Dairemizin 16.06.2014 tarihli 2014/3596 Esas, 2014/7978 Karar sayılı ve 29.04.2016 tarihli 2015/17730 Esas, 2016/5223 Karar sayılı ilamları dikkate alındığında birleştirilen dava davalısı ... lehine dava değeri olan 50.000,00TL üzerinden vekalet ücreti takdir edilmesi gerekirken dava konusu su ile sulanan taşınmazların toplam değeri üzerinden vekalet ücreti takdir edilmesi isabetsizdir.
Ayrıca, asıl dava ve birleştirilen dava davalısı Hazine lehine dava değeri olan 50.000,00TL üzerinden vekalet ücreti takdiri ile davacı ve birleştirilen dosya davacısından müteselsil ve müştereken alınarak Hazine lehine vekalet ücretine hükmedilmesi gerekir.
Asıl dava ve birleştirilen davanın reddedilmesine rağmen peşin alınan harcın mahsubu ile bakiye harcın asıl ve birleştirilen dava davacılarına iadesine karar verilmemesi de doğru görülmemiş, bu nedenlerle hükmün bozulmasına karar verilmiştir.
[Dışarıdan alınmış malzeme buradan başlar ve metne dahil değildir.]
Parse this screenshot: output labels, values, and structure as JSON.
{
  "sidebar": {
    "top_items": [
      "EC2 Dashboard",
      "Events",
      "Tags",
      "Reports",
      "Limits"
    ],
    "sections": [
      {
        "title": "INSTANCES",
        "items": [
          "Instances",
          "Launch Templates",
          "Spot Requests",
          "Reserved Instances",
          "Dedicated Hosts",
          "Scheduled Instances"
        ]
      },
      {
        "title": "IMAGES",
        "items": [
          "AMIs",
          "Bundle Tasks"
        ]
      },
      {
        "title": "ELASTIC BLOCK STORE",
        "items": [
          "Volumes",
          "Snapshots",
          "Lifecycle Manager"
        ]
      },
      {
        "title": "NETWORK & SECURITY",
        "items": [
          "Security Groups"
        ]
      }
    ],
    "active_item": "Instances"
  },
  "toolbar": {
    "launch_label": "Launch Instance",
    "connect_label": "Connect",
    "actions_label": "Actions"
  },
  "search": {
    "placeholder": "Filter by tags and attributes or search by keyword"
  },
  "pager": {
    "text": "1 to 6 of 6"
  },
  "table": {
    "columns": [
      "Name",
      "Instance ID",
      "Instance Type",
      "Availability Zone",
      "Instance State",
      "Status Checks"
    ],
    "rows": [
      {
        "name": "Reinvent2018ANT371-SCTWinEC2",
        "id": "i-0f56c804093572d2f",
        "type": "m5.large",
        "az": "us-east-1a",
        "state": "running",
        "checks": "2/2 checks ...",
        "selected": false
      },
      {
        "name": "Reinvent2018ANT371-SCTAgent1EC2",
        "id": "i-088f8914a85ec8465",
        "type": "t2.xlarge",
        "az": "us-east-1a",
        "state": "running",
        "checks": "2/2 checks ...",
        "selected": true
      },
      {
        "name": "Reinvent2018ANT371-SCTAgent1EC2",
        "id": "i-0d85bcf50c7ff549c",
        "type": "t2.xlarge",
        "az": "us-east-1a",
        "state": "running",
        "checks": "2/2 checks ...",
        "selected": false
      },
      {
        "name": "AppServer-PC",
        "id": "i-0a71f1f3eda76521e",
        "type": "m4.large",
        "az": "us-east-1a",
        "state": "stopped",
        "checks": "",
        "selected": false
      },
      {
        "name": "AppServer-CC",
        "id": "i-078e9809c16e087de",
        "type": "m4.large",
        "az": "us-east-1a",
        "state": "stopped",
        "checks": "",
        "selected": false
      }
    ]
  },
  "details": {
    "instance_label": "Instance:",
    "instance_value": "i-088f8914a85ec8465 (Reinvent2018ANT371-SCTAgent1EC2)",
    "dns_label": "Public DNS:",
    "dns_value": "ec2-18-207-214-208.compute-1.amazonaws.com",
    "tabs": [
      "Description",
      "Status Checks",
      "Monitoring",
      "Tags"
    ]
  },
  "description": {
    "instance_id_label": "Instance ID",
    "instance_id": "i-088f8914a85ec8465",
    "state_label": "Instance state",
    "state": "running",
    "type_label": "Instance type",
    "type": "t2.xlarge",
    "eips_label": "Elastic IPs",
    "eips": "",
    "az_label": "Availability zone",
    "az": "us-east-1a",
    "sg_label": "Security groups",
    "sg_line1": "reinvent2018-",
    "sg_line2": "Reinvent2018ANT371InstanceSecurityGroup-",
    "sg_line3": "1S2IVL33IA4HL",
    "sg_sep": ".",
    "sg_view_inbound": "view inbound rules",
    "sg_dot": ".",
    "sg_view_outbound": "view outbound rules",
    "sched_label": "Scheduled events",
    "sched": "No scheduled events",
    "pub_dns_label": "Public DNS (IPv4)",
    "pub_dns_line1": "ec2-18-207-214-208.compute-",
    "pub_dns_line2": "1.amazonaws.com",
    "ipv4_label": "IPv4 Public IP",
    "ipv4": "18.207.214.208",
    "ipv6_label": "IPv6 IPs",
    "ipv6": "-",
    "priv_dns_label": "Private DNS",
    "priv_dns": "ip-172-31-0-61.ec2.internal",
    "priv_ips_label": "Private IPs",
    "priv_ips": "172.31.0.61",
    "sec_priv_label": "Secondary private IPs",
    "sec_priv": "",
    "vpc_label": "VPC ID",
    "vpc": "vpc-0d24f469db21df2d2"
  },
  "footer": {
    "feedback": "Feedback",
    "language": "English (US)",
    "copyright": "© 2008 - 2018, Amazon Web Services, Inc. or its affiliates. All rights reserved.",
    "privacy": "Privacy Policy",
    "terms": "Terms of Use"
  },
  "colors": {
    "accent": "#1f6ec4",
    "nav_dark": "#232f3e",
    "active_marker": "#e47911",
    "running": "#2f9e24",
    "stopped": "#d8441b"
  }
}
Hükmün temyiz incelemesi sonucunda yukarıda yazılı sebeplerle bozulması gerektiği maddi hata sonucunda bu kez yapılan inceleme ile anlaşıldığından davacı birleştirilen dava davalısı ... vekilinin karar düzeltme talebinin kabulü ile dairemizin 24.04.2018 tarihli 2017/4158 Esas, 2018/3278 Karar sayılı bozma ilamına ilaveten hükmün yukarıda belirtilen gerekçeler ile bozulmasına karar verilmesi gerekmiştir.
SONUÇ: Yukarıda açıklanan nedenlerle davacı-birleştirilen dava davalısı ..."un karar düzeltme isteminin kabulü ile Dairemizin 24.04.2018 tarihli, 2017/4158 Esas, 2018/3278 Karar sayılı bozma ilamının KALDIRILMASINA, 1. bentte açıklanan nedenlerle; davalı-birleştirilen davanın davacısı ... vekilinin sair temyiz itirazlarının reddine, 2. bent uyarınca davalı/birleşen davanın davacısı ... vekilinin temyiz itirazlarının kabulü ile hükmün BOZULMASINA, peşin yatırılan harcın istek halinde yatırana iadesine, kararın tebliğinden itibaren 15 gün içinde karar düzeltme yolu açık olmak üzere, 02.04.2019 tarihinde oybirliğiyle karar verildi.